Questions about presidential psychology are not new but have largely been shrouded in secrecy until now. Abraham Lincoln suffered from depression. John F. Kennedy secretly took prescription medicines to treat anxiety. Aides to Lyndon B. Johnson were so troubled that they sought out three psychiatrists, who concluded that his behavior could indicate paranoid disintegration.
Richard M. Nixon took Valium, and during his final days advisers took precautions intended to avoid any rash orders for military action. Late in his tenure, Ronald Reagan’s aides, concerned enough about his mental state, discussed whether to invoke the 25th Amendment. Only years later was Mr. Reagan diagnosed with Alzheimer’s disease.
While Mr. Trump cited Mr. Reagan’s case in his tweet, the discussion of his capacity was far more restrained in public back then. Reporters who covered him, like Ann Compton of ABC News and Peter Maer of CBS News, said they knew he was a visibly aging, sometimes hazy man who struggled with facts. But there was less direct public questioning of his mental health until his final year in office with publication of a book disclosing the aides’ 25th Amendment debate.
Public discussion of mental issues has long been a political liability. Senator Thomas F. Eagleton withdrew as the Democrats’ vice-presidential candidate in 1972 after revelations that he had undergone electric shock therapy. Gov. Michael S. Dukakis, the Democratic presidential nominee in 1988, was forced to release records to dispute rumors that he had received psychiatric treatment. Bill Clinton’s aides were grilled on whether he was being treated for sex addiction.
Mr. Trump’s capacity has been discussed openly since the 2016 campaign. Senator Rand Paul of Kentucky, then a rival for the nomination, called him a “delusional narcissist.” Senator Lindsey Graham of South Carolina, another Republican candidate, said: “I think he’s a kook. I think he’s crazy. I think he’s unfit for office.”
But fewer Republicans are willing to say that now that Mr. Trump is in office. Indeed, Mr. Graham in November chided the news media for trying “to label the guy some kind of kook not fit to be president,” even though he had said the exact same thing a year earlier.
One exception has been Senator Bob Corker of Tennessee, who said Mr. Trump had yet to “demonstrate the stability” required of a president.
For his part, Mr. Trump has accused his critics of being mentally impaired. He regularly describes adversaries with words like “crazy,” “psycho” and “nut job.”
But the discussion has now reached a point where Secretary of State Rex W. Tillerson, who has been reported to have privately called Mr. Trump a “moron,” was asked to weigh in during an interview with CNN on Friday. “I’ve never questioned his mental fitness,” Mr. Tillerson said. “I have no reason to question his mental fitness.”

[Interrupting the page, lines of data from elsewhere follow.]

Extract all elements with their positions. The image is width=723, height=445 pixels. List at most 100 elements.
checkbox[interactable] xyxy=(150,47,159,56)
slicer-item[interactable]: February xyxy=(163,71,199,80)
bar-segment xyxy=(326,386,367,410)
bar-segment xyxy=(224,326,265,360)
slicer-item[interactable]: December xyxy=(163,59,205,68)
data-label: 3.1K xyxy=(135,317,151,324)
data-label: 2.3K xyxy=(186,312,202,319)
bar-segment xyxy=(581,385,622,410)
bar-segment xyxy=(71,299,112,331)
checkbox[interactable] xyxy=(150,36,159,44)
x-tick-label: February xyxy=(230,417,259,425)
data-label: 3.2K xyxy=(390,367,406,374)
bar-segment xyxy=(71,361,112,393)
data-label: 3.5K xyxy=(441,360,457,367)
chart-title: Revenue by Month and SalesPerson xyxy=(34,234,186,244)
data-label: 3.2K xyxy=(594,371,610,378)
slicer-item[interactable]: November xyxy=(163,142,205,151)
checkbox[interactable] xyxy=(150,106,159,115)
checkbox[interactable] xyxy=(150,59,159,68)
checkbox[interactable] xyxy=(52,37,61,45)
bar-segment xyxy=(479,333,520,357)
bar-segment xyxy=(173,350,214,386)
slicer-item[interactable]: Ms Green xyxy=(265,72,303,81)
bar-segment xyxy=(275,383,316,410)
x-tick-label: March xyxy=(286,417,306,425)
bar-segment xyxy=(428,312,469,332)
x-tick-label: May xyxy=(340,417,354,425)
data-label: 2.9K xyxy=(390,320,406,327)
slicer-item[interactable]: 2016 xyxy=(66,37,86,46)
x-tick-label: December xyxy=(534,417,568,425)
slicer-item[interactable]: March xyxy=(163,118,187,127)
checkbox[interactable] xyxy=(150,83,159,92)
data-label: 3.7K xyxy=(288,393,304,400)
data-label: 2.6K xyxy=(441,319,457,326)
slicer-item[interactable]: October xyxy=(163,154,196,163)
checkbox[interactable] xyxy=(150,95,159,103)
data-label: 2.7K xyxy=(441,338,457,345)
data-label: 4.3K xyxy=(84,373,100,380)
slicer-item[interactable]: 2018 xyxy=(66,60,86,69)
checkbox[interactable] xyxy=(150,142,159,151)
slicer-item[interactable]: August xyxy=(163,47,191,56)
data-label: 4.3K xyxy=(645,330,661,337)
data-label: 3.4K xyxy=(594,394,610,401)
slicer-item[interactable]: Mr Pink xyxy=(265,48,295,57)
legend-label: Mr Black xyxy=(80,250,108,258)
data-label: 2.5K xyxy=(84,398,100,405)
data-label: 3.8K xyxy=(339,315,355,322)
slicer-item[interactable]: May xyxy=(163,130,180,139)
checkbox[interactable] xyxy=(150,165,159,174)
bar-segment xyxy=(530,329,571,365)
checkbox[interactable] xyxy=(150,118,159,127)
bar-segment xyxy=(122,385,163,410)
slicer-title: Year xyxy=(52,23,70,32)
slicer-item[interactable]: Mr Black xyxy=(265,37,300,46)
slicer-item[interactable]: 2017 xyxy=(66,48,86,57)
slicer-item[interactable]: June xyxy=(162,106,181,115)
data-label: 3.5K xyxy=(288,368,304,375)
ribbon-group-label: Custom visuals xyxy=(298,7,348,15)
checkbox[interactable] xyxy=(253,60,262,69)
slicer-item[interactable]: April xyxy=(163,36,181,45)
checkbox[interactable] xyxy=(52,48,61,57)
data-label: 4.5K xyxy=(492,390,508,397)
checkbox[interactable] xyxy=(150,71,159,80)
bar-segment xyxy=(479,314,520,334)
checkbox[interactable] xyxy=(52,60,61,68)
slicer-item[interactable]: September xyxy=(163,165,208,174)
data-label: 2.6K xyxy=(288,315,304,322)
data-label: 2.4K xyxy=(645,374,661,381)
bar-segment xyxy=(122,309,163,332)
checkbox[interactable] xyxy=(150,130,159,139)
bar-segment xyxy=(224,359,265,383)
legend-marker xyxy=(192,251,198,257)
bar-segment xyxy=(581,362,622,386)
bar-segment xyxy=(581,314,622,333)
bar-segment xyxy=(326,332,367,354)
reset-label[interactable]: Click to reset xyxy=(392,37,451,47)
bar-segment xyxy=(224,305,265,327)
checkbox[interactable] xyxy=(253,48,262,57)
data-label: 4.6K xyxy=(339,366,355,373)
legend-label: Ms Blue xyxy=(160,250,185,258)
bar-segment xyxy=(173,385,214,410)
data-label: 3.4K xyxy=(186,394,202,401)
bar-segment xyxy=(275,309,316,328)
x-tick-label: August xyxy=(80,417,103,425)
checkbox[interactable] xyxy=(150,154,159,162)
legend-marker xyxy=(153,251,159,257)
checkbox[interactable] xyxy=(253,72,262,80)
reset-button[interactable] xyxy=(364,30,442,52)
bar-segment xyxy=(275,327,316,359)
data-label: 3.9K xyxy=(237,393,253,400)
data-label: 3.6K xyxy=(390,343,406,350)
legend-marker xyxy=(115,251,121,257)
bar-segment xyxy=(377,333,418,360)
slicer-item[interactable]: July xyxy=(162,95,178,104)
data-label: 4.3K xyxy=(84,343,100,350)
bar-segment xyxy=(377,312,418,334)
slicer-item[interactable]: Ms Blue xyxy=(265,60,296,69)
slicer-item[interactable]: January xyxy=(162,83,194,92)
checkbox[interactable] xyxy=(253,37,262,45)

Democrats, however, say they do. Fifty-seven House Democrats have sponsored a bill to form an oversight commission on presidential capacity. The 25th Amendment, ratified in 1967, permits a president’s powers to be transferred to the vice president when the vice president and a majority of the cabinet or a body created by Congress conclude that the president is incapable of performing his duties. Congress has never created such a body.
Representative Jamie Raskin, a freshman Democrat from Maryland who drafted the legislation, said it was time for Congress to do so. He said his concern was as much about cognitive issues, citing the president’s occasional slurred speech and inability to form complete sentences.
“The 25th Amendment was passed in the nuclear age, and we have to keep faith with its central premise, which is there is a difference between capacity in a president and incapacity,” said Mr. Raskin. “We haven’t been forced to look at that question seriously before and now we are.”